Kedua: Badan pengawasan / pemeriksa keuangan. Dalam kitab Al Amwal fi Daulah Khilafah karya Syekh Abdul Qodim Zallum disebutkan para pejabat dalam instansi pemerintahan akan selalu diawasi oleh badan pengawas dan pemeriksa keuangan. Mereka akan diperiksa dan dihitung harta kekayaannya sebelum menjabat, dan setelah menjabat akan selalu dihitung dan dicatat harta kekayaan dan penambahannya. Jika ada penambahan harta yang meragukan, maka akan dilakukan verifikasi. Jika terbukti melakukan kecurangan atau korupsi maka harta tersebut akan disita lalu di masukkan kas negara dan pejabat tersebut akan diproses secara hukum.
Ketiga; Gaji yang cukup untuk memenuhi kebutuhan. Disamping itu, politik ekonomi islam menjamin terpenuinya kebutuhan rakyat.
Keempat; diberlakukannya hukum pidana yang tegas untuk menimbulkan efek jera bagi pelaku dan masyarakat yakni takzir dan hudud.

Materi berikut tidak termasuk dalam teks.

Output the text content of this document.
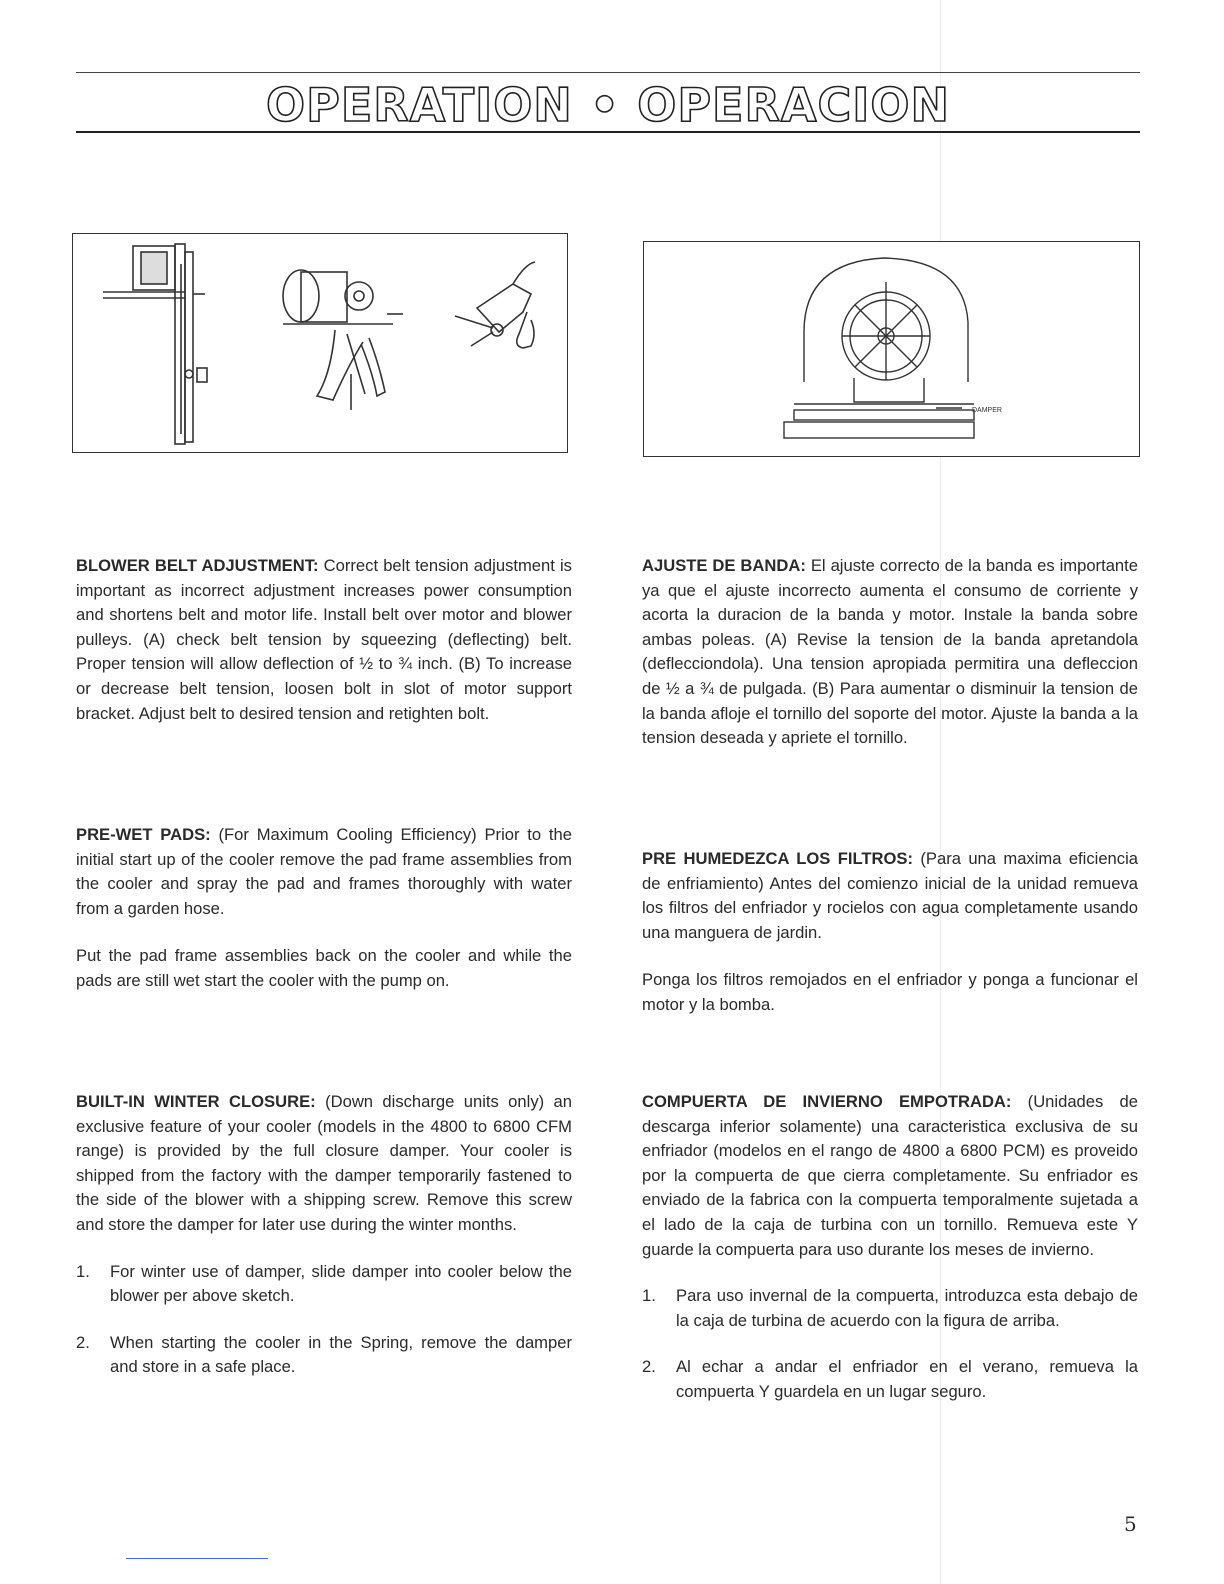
OPERATION • OPERACION
DAMPER

BLOWER BELT ADJUSTMENT: Correct belt tension adjustment is important as incorrect adjustment increases power consumption and shortens belt and motor life. Install belt over motor and blower pulleys. (A) check belt tension by squeezing (deflecting) belt. Proper tension will allow deflection of ½ to ¾ inch. (B) To increase or decrease belt tension, loosen bolt in slot of motor support bracket. Adjust belt to desired tension and retighten bolt.

AJUSTE DE BANDA: El ajuste correcto de la banda es importante ya que el ajuste incorrecto aumenta el consumo de corriente y acorta la duracion de la banda y motor. Instale la banda sobre ambas poleas. (A) Revise la tension de la banda apretandola (deflecciondola). Una tension apropiada permitira una defleccion de ½ a ¾ de pulgada. (B) Para aumentar o disminuir la tension de la banda afloje el tornillo del soporte del motor. Ajuste la banda a la tension deseada y apriete el tornillo.

PRE-WET PADS: (For Maximum Cooling Efficiency) Prior to the initial start up of the cooler remove the pad frame assemblies from the cooler and spray the pad and frames thoroughly with water from a garden hose.

Put the pad frame assemblies back on the cooler and while the pads are still wet start the cooler with the pump on.

PRE HUMEDEZCA LOS FILTROS: (Para una maxima eficiencia de enfriamiento) Antes del comienzo inicial de la unidad remueva los filtros del enfriador y rocielos con agua completamente usando una manguera de jardin.

Ponga los filtros remojados en el enfriador y ponga a funcionar el motor y la bomba.

BUILT-IN WINTER CLOSURE: (Down discharge units only) an exclusive feature of your cooler (models in the 4800 to 6800 CFM range) is provided by the full closure damper. Your cooler is shipped from the factory with the damper temporarily fastened to the side of the blower with a shipping screw. Remove this screw and store the damper for later use during the winter months.

1. For winter use of damper, slide damper into cooler below the blower per above sketch.
2. When starting the cooler in the Spring, remove the damper and store in a safe place.

COMPUERTA DE INVIERNO EMPOTRADA: (Unidades de descarga inferior solamente) una caracteristica exclusiva de su enfriador (modelos en el rango de 4800 a 6800 PCM) es proveido por la compuerta de que cierra completamente. Su enfriador es enviado de la fabrica con la compuerta temporalmente sujetada a el lado de la caja de turbina con un tornillo. Remueva este Y guarde la compuerta para uso durante los meses de invierno.

1. Para uso invernal de la compuerta, introduzca esta debajo de la caja de turbina de acuerdo con la figura de arriba.
2. Al echar a andar el enfriador en el verano, remueva la compuerta Y guardela en un lugar seguro.
5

Demikianlah Islam mengatur seluruh aspek kehidupan manusia, sayangnya hingga saat ini belum ada satu negarapun didunia yang menerapkan system Islam. Untuk itu, sudah saatnya seluruh kaum muslim berjuang bersama untuk tegaknya Daulah Islam yang akan mensejahterakan seluruh umat manusia sehingga terwujud islam rahmatan lil ‘alamin.